- La tête ne peut travailler sans le corps.
- Mais le corps peut blesser l’esprit.
On ne devait pas se regarder mourir sous des tonnes de cendre.
Elle était persuadée que ce territoire intense et déchiqueté ne livrait qu’une interface de lui-même par le réseau de chemins ferrés, routiers ou pédestres, qu’il acceptait telles des saignées afin de préserver ses ombres. Il reprendrait en un instant furtif tout ce qu’il avait donné , d’une manière bien plus violente que les millénaires d’abnégation qu’il avait fallu à l’homme pour se faire accepter de lui.
Elle n’était pas méditerranéenne de souche, elle l’était devenue par adoption. La plage était immense, long cordon lagunaire face à l’île d’Elbe et l’Italie. Sa mer originelle était l’Atlantique des plages landaises. Ici, ce n’était pas l’océan. C’était la Méditerranée et ses îles, les mythologiques Ulysse et Pénélope, l’hybris et les drames, le feu grégeois et le sang bouillonnant, mer de tourments contenus puis révélés. Dans ses souvenirs, elle s’était toujours découverte au bain d’acide, comme une plaque de cuivre. Quand cette plaque commençait à verdir, la mer aussi était capable de racler les souillures. Un baptême renouvelé. Se baigner, loin, dans le silence, flotter au-dessus d’une étendue d’algues, plonger en apnée et s’y blottir les yeux fermés en luttant contre la remontée, remonter, inspirer, flotter encore puis redescendre chercher une poignée de sable qui s’évanouira dans la main, émerger à la limite de la noyade, inspirer comme la première fois. Rentrer au rivage et sentir la pesanteur l’enserrer de nouveau, étourdie par cette légèreté fugace que ne connaissent ni les coureurs de fond, ni les chuteurs.

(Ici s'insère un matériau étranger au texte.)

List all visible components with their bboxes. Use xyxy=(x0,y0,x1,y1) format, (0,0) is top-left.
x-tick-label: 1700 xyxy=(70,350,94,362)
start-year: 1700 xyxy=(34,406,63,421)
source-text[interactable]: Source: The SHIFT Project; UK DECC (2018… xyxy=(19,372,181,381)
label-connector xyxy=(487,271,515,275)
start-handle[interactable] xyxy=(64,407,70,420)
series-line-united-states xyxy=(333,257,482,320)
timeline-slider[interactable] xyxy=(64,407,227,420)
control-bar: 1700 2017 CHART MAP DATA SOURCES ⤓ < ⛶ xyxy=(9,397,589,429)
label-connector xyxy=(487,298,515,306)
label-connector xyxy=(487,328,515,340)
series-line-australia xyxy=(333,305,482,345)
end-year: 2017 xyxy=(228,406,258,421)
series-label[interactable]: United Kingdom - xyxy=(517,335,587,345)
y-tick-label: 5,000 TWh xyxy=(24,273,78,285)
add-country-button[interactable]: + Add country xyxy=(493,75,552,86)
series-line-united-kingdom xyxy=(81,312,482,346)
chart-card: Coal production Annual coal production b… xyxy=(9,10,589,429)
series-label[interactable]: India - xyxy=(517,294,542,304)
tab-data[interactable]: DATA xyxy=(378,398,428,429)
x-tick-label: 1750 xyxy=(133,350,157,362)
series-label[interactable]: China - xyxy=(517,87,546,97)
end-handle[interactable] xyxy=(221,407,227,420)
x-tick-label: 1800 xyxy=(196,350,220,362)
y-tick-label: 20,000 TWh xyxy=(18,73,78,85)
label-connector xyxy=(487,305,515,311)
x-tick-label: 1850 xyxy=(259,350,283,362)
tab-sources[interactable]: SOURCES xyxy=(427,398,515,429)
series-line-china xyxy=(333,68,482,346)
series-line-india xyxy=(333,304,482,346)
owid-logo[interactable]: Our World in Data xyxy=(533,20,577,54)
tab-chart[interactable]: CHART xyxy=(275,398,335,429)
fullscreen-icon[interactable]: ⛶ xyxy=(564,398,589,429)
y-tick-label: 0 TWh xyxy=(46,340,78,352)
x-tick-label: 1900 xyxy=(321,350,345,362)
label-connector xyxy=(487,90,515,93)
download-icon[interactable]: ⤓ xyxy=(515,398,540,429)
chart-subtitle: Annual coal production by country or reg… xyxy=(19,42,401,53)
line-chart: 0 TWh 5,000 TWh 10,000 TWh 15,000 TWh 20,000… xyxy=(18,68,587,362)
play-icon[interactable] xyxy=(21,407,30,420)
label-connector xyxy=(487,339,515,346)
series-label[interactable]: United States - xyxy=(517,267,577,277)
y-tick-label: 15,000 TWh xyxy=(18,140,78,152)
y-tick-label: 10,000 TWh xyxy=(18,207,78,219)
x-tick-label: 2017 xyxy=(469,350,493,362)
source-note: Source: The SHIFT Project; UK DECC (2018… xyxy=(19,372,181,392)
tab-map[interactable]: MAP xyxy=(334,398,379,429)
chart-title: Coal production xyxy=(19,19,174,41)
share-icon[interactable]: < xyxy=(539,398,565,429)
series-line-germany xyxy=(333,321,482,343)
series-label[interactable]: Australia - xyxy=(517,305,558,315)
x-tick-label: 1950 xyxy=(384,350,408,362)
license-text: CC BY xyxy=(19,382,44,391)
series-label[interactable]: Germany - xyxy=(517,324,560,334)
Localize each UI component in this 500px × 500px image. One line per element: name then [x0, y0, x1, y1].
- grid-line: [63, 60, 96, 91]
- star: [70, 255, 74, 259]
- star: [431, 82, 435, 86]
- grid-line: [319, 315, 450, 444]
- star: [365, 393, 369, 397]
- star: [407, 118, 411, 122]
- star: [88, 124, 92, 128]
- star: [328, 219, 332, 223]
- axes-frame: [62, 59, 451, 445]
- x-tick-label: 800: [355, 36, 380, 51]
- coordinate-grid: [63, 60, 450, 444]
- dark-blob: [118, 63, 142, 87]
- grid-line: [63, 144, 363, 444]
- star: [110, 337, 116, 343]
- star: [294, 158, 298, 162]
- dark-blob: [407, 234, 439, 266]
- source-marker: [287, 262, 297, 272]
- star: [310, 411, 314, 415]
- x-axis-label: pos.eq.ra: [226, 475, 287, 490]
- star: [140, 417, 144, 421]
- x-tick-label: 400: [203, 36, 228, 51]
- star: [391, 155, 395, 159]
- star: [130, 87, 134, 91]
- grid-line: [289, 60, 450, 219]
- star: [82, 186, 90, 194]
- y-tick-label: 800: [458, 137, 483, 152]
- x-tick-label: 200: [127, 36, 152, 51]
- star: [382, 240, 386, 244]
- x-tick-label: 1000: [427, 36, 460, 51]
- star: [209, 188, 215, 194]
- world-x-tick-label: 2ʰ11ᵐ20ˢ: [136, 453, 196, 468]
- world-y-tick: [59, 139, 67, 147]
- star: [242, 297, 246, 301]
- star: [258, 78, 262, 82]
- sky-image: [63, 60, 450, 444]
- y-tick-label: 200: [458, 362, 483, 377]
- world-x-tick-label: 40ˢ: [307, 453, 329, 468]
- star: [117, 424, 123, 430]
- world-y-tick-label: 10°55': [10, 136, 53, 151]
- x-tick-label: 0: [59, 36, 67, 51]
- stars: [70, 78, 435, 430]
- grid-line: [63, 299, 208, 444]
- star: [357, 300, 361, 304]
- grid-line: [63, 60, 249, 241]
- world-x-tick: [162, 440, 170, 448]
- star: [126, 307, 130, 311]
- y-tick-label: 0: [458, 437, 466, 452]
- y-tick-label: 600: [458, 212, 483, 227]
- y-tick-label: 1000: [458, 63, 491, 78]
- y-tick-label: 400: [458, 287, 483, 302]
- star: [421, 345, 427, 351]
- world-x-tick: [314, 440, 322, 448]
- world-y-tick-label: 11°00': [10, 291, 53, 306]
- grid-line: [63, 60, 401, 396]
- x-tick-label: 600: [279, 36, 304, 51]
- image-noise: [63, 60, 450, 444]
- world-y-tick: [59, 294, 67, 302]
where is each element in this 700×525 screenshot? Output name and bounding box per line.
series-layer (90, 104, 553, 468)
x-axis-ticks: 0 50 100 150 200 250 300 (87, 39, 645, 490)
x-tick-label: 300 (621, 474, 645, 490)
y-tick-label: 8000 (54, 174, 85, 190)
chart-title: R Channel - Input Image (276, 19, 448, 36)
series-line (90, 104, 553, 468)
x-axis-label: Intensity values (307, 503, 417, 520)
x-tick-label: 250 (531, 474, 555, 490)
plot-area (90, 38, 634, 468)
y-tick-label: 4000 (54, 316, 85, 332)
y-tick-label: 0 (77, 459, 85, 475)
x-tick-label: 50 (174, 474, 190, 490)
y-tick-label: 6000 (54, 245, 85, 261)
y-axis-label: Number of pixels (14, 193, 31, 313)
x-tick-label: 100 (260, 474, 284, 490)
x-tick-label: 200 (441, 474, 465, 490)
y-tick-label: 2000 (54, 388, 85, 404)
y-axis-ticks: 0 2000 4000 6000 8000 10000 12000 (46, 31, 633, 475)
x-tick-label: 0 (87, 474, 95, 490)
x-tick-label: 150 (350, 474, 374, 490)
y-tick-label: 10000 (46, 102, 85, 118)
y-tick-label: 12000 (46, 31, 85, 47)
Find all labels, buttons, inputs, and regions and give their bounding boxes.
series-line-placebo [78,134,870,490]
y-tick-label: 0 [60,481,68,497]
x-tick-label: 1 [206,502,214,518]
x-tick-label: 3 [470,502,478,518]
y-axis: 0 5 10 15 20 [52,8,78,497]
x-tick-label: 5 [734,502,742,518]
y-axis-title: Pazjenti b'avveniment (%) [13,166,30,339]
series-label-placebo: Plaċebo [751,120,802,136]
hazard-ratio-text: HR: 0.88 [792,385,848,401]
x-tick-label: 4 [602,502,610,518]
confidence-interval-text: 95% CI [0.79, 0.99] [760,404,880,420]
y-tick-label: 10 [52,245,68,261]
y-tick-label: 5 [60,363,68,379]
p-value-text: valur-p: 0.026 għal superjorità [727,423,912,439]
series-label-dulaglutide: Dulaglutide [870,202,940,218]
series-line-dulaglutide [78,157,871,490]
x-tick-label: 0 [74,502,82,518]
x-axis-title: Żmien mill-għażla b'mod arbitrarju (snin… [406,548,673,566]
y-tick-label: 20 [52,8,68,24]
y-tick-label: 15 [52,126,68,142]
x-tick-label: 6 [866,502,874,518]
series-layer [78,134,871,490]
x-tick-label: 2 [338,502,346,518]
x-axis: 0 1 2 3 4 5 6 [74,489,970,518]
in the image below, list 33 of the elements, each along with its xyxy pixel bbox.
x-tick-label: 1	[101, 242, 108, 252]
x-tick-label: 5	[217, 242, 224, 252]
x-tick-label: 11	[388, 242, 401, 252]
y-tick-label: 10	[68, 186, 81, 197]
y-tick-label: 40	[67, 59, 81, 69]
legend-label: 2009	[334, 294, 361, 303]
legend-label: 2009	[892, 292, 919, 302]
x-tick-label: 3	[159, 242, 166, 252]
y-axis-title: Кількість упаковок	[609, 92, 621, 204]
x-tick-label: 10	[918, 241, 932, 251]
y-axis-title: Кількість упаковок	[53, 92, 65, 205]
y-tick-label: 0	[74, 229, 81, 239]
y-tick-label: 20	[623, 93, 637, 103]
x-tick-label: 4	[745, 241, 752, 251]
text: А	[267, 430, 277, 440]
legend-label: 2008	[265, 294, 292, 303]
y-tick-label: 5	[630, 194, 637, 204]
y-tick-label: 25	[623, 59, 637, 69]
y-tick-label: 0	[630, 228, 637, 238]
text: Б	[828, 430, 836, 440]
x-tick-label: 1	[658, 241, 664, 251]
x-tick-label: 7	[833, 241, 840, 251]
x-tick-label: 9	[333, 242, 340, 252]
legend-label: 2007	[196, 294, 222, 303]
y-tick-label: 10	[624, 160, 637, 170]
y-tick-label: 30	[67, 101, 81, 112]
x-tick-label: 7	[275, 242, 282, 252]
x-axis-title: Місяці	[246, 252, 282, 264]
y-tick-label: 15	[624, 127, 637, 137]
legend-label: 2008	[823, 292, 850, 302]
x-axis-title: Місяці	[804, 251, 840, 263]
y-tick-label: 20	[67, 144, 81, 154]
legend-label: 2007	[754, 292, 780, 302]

La balle s’était logée dans l’os pariétal. Imprévu. Jamais elle n’aurait imaginé qu’il fut si physique d’ouvrir un crâne à la pioche. Celui-ci brisé, elle s’agenouilla derrière et y plongea les mains. La détermination ne tolérait pas le dégoût. Elle s’arrangea pour éviter les yeux, cura les reliquats de cervelle et les déposa sur le côté. Sa main glissait, elle eut le plus grand mal à dégager la balle du crâne. Quand elle y parvint, elle leva les quelques grammes de métal vers le ciel et en vérifia l’intégrité. Il s’agissait de ne pas confondre avec un morceau d’os englué dans la matière. Dans l’obscurité, elle vit simplement que ses mains étaient assombries jusqu’aux poignets, et se nettoya longuement au bidon d’eau.
L’horizon oriental débordait les reliquats de ténèbres, prime lueur que nul n’aurait donnée victorieuse. Elle poussa le corps enroulé et sanglé dans la couverture au fond du trou, recouvrit le paquet par des paquets de cailloux et de terre et compacta l’ensemble en sautant dessus. Puis elle remit son jeans et enfila sa veste à même la peau, regarda ses mains, vérifia que rien ne traînait. Les bruits de la boîte de nuit s’étaient tus. Elle jeta un dernier coup d’oeil à l’endroit et monta dans le 4×4 qui surplombait la ville. L’aurore était là, il fallait partir. Elle but toute sa bouteille d’eau et s’arracha à l’endroit une cigarette à la bouche.
Moi, je suis rien encore mais je suis déjà fatiguée.
Il pensa qu'il n'y avait pas de route sans croisement, ni de croisement sans choix.
Elle profita du silence. Comme si rien, rien depuis les évènements rien, rien, rien de toute cette merde n’avait existé.